RE your examples afaik, this is just the UTF-8 encoding of the contract deploy transaction. The jumbled text being transaction metadata, and the rest being the Clarity code.

sabbyanandan commented 9 months ago

Alright, I think I can reproduce with the following steps.

The happy-path that works:

I think having an active Wallet session inside the Platform, and then performing any action against Testnet produces the error.

kyranjamie commented 9 months ago

Same situation again, I'm afraid.

image

Demo contract calls is made successfully, with txid returned 👇🏼

image

I've tried this on my development Chrome wallet, and production install on Opera.

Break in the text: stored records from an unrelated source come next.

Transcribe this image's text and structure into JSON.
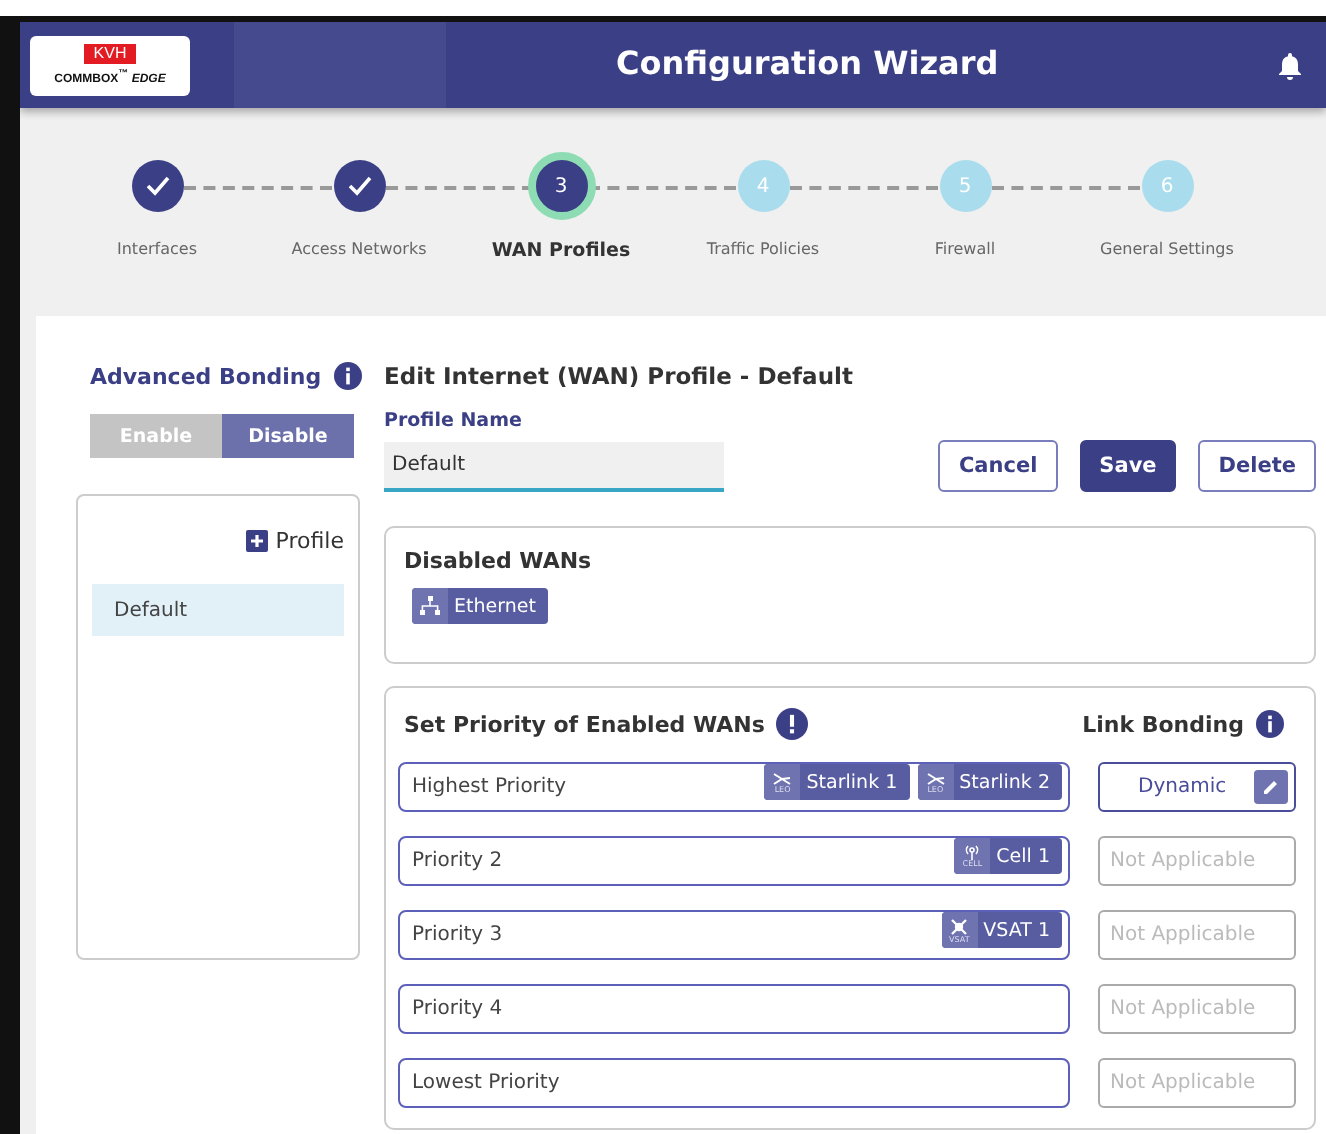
{
  "header": {
    "logo": {
      "brand": "KVH",
      "product": "COMMBOX$^{™}$ *EDGE*"
    },
    "title": "Configuration Wizard"
  },
  "steps": [
    {
      "label": "Interfaces",
      "completed": true,
      "selected": false
    },
    {
      "label": "Access Networks",
      "completed": true,
      "selected": false
    },
    {
      "number": "3",
      "label": "WAN Profiles",
      "completed": false,
      "selected": true
    },
    {
      "number": "4",
      "label": "Traffic Policies",
      "completed": false,
      "selected": false
    },
    {
      "number": "5",
      "label": "Firewall",
      "completed": false,
      "selected": false
    },
    {
      "number": "6",
      "label": "General Settings",
      "completed": false,
      "selected": false
    }
  ],
  "sidebar": {
    "title": "Advanced Bonding",
    "toggle": [
      {
        "label": "Enable",
        "selected": false
      },
      {
        "label": "Disable",
        "selected": true
      }
    ],
    "add_label": "Profile",
    "profiles": [
      {
        "label": "Default",
        "selected": true
      }
    ]
  },
  "editor": {
    "title": "Edit Internet (WAN) Profile - Default",
    "profile_name_label": "Profile Name",
    "profile_name_value": "Default",
    "buttons": [
      {
        "label": "Cancel",
        "kind": "outline"
      },
      {
        "label": "Save",
        "kind": "primary"
      },
      {
        "label": "Delete",
        "kind": "outline"
      }
    ],
    "disabled_wans": {
      "title": "Disabled WANs",
      "tags": [
        {
          "label": "Ethernet",
          "kind": "ethernet"
        }
      ]
    },
    "priorities": {
      "title": "Set Priority of Enabled WANs",
      "bonding_title": "Link Bonding",
      "rows": [
        {
          "label": "Highest Priority",
          "tags": [
            {
              "label": "Starlink 1",
              "kind": "satellite",
              "icon_label": "LEO"
            },
            {
              "label": "Starlink 2",
              "kind": "satellite",
              "icon_label": "LEO"
            }
          ],
          "bonding": {
            "kind": "value",
            "text": "Dynamic"
          }
        },
        {
          "label": "Priority 2",
          "tags": [
            {
              "label": "Cell 1",
              "kind": "cell",
              "icon_label": "CELL"
            }
          ],
          "bonding": {
            "kind": "not_applicable",
            "text": "Not Applicable"
          }
        },
        {
          "label": "Priority 3",
          "tags": [
            {
              "label": "VSAT 1",
              "kind": "vsat",
              "icon_label": "VSAT"
            }
          ],
          "bonding": {
            "kind": "not_applicable",
            "text": "Not Applicable"
          }
        },
        {
          "label": "Priority 4",
          "tags": [],
          "bonding": {
            "kind": "not_applicable",
            "text": "Not Applicable"
          }
        },
        {
          "label": "Lowest Priority",
          "tags": [],
          "bonding": {
            "kind": "not_applicable",
            "text": "Not Applicable"
          }
        }
      ]
    }
  }
}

Do you also get a 400 error code @sabbyanandan? We've had reports of 403s from some users.

sabbyanandan commented 9 months ago

Do you also get a 400 error code @sabbyanandan? We've had https://github.com/leather-wallet/extension/issues/4675 from some users.

Correct, it is always a 400 for me. See:

image
kyranjamie commented 9 months ago

@sabbyanandan and I noticed some strange behaviour where, when signed in to the platform, we could consistently get the sandbox to 400. Upon signing out, the sandbox contract deploy succeeds. Only on ending the platform session does the transaction broadcast.

Even with the platform signed in, but the tab closed, it 400s (attempting to rule out background requests being the culprit).

@beguene @janniks @andresgalante Are there any platform services running while a session is active that might interfere/cause the API to behave differently? Does this prompt any ideas as to what the platform might be doing? There's no way the signed in state of the platform could impact how the wallet generates the transaction (I very much hope, at least).

CharlieC3 commented 9 months ago

@kyranjamie After a debugging session yesterday with @sabbyanandan and @andresgalante, I was able to narrow down the root cause to this error from the Stacks node:

Invalid message preamble: Failed to decode HTTP request or HTTP response (request error: UnderflowError("Not enough bytes to form a HTTP request preamble"); response error: DeserializeError("Failed to parse HTTP response: Version"))

This is an error thrown by the Stacks Core node when the headers are too big. Here’s where the error is thrown: https://github.com/stacks-network/stacks-core/blob/62c7e4d4e8364f362ad843933fae0ca064b38317/src/net/http.rs#L1330 Here’s the test which validates this error: https://github.com/stacks-network/stacks-core/blob/62c7e4d4e8364f362ad843933fae0ca064b38317/src/net/http.rs#L6614

The cookie is passed in a header to hiro.so. So I created a rule in our proxy to remove the cookie header on requests before forwarding the traffic to a backend stacks node. Andy was able to confirm he's no longer seeing the issue in Leather. So I think we may be able to close this issue out unless you're still seeing this problem elsewhere.